Virtually all mainline Western media published articles on the text. They did it without having read it. Indeed, very few Chinese outside of the members of the CCP’s Central Committee had read the Resolution when these comments were written. The full text was published in Chinese and English only on November 16. By that date, for the Western media the Resolution was old news, and only specialized China watchers paid any attention to the lengthy document.
This was no minor achievement for the CCP propaganda. Since, claiming to comment the Resolution, Western media in fact discussed the short CCP press release, they could only include in their articles what the Party had decided to emphasize through its communique. It was as if an author published a book, wrote a review of it, and had media comment the review rather than the book itself—realizing every author’s dream of controlling how a text is reviewed.
The press release, of course, was not unrelated to the Resolution. It steered its readers’ attention toward two points. First, that the document celebrated the historical successes of the CCP under Xi Jinping: eliminating poverty (a claim that is not true, although some results were achieved), gathering a majority of countries ready to vote in favor of China at the United Nations no matter what, and controlling COVID-19 better than any other country in the world, thus proving that its system is better than democracy in dealing with crises.
Above all, the CCP managed to stay in power, and is set to become in two years the longest reigning Communist Party in history, surpassing the record of the Communist Party of the Soviet Union.
All this is in the Resolution, but all this has also been included in countless other CCP documents, particularly since the COVID-19 pandemic started. A “historical resolution” would hardly have been needed to repeat these platitudes. What is translated as “historical resolution” is, more precisely, a “resolution on history.” But the resolution on history is also historical, because it is only the third such resolution in the history of the CCP, after the ones passed under Mao and Deng Xiaoping.
Mao had the resolution on “Certain Questions in the History of Our Party” passed by the seventh plenary session of the CCP’s Sixth Central Committee in 1945. Deng promoted the approval of the “Resolution on Certain Questions in the History of Our Party since the Founding of the People’s Republic of China” at the sixth plenary session of the CCP’s 11th Central Committee in 1981.
Here lies a first key to read the document. Its structure is distinctly Hegelian. Marx’s thought and Communism cannot be properly understood without considering how much, while criticizing him, Marx took from the leading German philosopher in the years of his youth, Georg Wilhelm Friedrich Hegel. Marx re-interpreted the idealistic philosophy of Hegel in materialistic terms, but kept his dialectic method.

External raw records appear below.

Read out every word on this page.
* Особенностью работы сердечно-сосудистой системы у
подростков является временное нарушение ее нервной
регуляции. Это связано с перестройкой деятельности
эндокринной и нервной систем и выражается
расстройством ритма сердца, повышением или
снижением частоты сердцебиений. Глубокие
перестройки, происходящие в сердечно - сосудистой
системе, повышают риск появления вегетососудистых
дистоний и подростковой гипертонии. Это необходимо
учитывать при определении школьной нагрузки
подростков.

In fact, the idea that history advances through the three stages of thesis, antithesis, and synthesis did not originate with Hegel but with another of the founding fathers of German idealistic philosophy, Johann Gottlieb Fichte. Hegel used a similar method, but rarely quoted Fichte’s formula and criticized its mechanical application. But in general the founding fathers of idealism shared a three-stage historical model, where a thesis emerges in history that becomes dominant but also has flaws, thus leading to its criticism in the shape of an antithesis.

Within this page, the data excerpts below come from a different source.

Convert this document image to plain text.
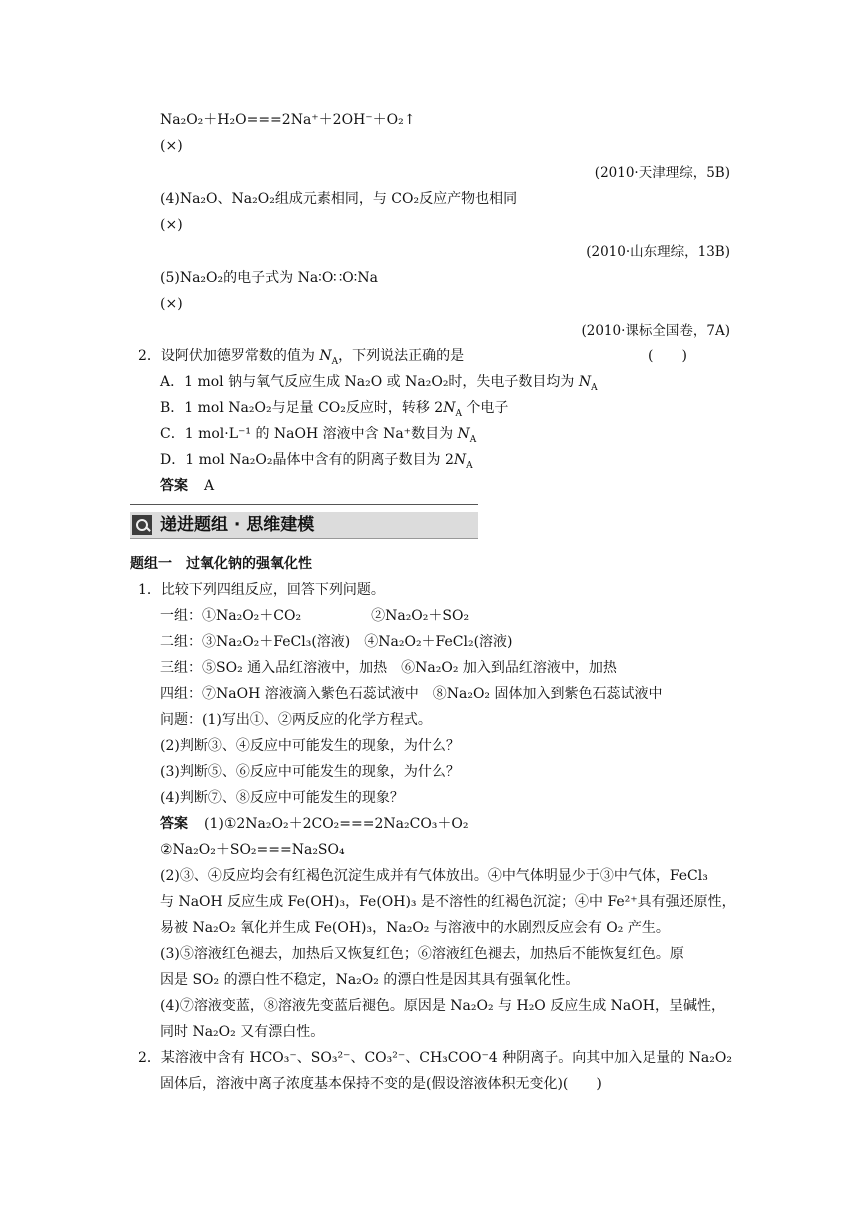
Na₂O₂＋H₂O===2Na⁺＋2OH⁻＋O₂↑
(×)
(2010·天津理综，5B)
(4)Na₂O、Na₂O₂组成元素相同，与 CO₂反应产物也相同
(×)
(2010·山东理综，13B)
(5)Na₂O₂的电子式为 Na∶O∷O∶Na
(×)
(2010·课标全国卷，7A)
2．设阿伏加德罗常数的值为 $N_A$，下列说法正确的是	(　　)
A．1 mol 钠与氧气反应生成 Na₂O 或 Na₂O₂时，失电子数目均为 $N_A$
B．1 mol Na₂O₂与足量 CO₂反应时，转移 $2N_A$ 个电子
C．1 mol·L⁻¹ 的 NaOH 溶液中含 Na⁺数目为 $N_A$
D．1 mol Na₂O₂晶体中含有的阴离子数目为 $2N_A$
答案 A
递进题组 · 思维建模
题组一　过氧化钠的强氧化性
1．比较下列四组反应，回答下列问题。
一组：①Na₂O₂＋CO₂　　　　　②Na₂O₂＋SO₂
二组：③Na₂O₂＋FeCl₃(溶液)　④Na₂O₂＋FeCl₂(溶液)
三组：⑤SO₂ 通入品红溶液中，加热　⑥Na₂O₂ 加入到品红溶液中，加热
四组：⑦NaOH 溶液滴入紫色石蕊试液中　⑧Na₂O₂ 固体加入到紫色石蕊试液中
问题：(1)写出①、②两反应的化学方程式。
(2)判断③、④反应中可能发生的现象，为什么？
(3)判断⑤、⑥反应中可能发生的现象，为什么？
(4)判断⑦、⑧反应中可能发生的现象？
答案 (1)①2Na₂O₂＋2CO₂===2Na₂CO₃＋O₂
②Na₂O₂＋SO₂===Na₂SO₄
(2)③、④反应均会有红褐色沉淀生成并有气体放出。④中气体明显少于③中气体，FeCl₃
与 NaOH 反应生成 Fe(OH)₃，Fe(OH)₃ 是不溶性的红褐色沉淀；④中 Fe²⁺具有强还原性，
易被 Na₂O₂ 氧化并生成 Fe(OH)₃，Na₂O₂ 与溶液中的水剧烈反应会有 O₂ 产生。
(3)⑤溶液红色褪去，加热后又恢复红色；⑥溶液红色褪去，加热后不能恢复红色。原
因是 SO₂ 的漂白性不稳定，Na₂O₂ 的漂白性是因其具有强氧化性。
(4)⑦溶液变蓝，⑧溶液先变蓝后褪色。原因是 Na₂O₂ 与 H₂O 反应生成 NaOH，呈碱性，
同时 Na₂O₂ 又有漂白性。
2．某溶液中含有 HCO₃⁻、SO₃²⁻、CO₃²⁻、CH₃COO⁻4 种阴离子。向其中加入足量的 Na₂O₂
固体后，溶液中离子浓度基本保持不变的是(假设溶液体积无变化)(　　)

Since the antithesis normally goes too far in criticizing the thesis, and also includes flaws, both thesis and antithesis should be overcome through what Hegel called aufhebung, a word that had been variously translated and indicates both overcoming the thesis and the antithesis and preserving and including what was valid in them.

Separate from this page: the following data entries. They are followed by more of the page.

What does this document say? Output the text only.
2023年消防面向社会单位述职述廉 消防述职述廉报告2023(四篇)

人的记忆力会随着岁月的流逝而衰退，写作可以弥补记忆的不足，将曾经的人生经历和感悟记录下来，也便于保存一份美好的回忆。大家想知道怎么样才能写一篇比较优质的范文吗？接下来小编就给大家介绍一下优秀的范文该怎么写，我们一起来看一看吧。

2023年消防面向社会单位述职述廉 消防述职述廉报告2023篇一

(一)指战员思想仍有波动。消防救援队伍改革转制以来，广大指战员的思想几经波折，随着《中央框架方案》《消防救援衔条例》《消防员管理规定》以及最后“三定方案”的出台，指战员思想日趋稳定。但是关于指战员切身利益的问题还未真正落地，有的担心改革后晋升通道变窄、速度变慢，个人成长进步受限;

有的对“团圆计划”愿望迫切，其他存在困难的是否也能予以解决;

Scholars of philosophy would find this summary simplistic, but it corresponds to what was and is passed down to students in Marxist manuals. Just like other dictators who were directly or indirectly inspired by the idealistic philosophy, including Hitler and Mussolini, Communist strongmen liked to think of their own position as the synthesis. Nobody liked to represent the thesis or the antithesis, as these stages are destined to be overcome. The synthesis is what at the end emerges, comprehensive and victorious.
Very clearly, the Resolution presents Mao as the thesis, Deng Xiaoping as the antithesis who reacted against certain excesses of Mao, and Xi Jinping as the synthesis who incorporated the best of Mao and Deng, yet according to a dialectic version of history could only come after them.
Bitter Winter will accompany its readers into the architecture and subtleties of the Resolution, putting them in the positions of hundreds of millions of Chinese—CCP members, students, public servants—who are now supposed to study it for months and even years to come.
Sort of, as we will also include some critical comments. But in general the CCP, rather than emanating documents where those sending information to Bitter Winter from China are singled out, naming our magazine explicitly, for punishment and incarceration, and putting our Chinese reporters in jail, should thank us for continuing to pay attention to its documents.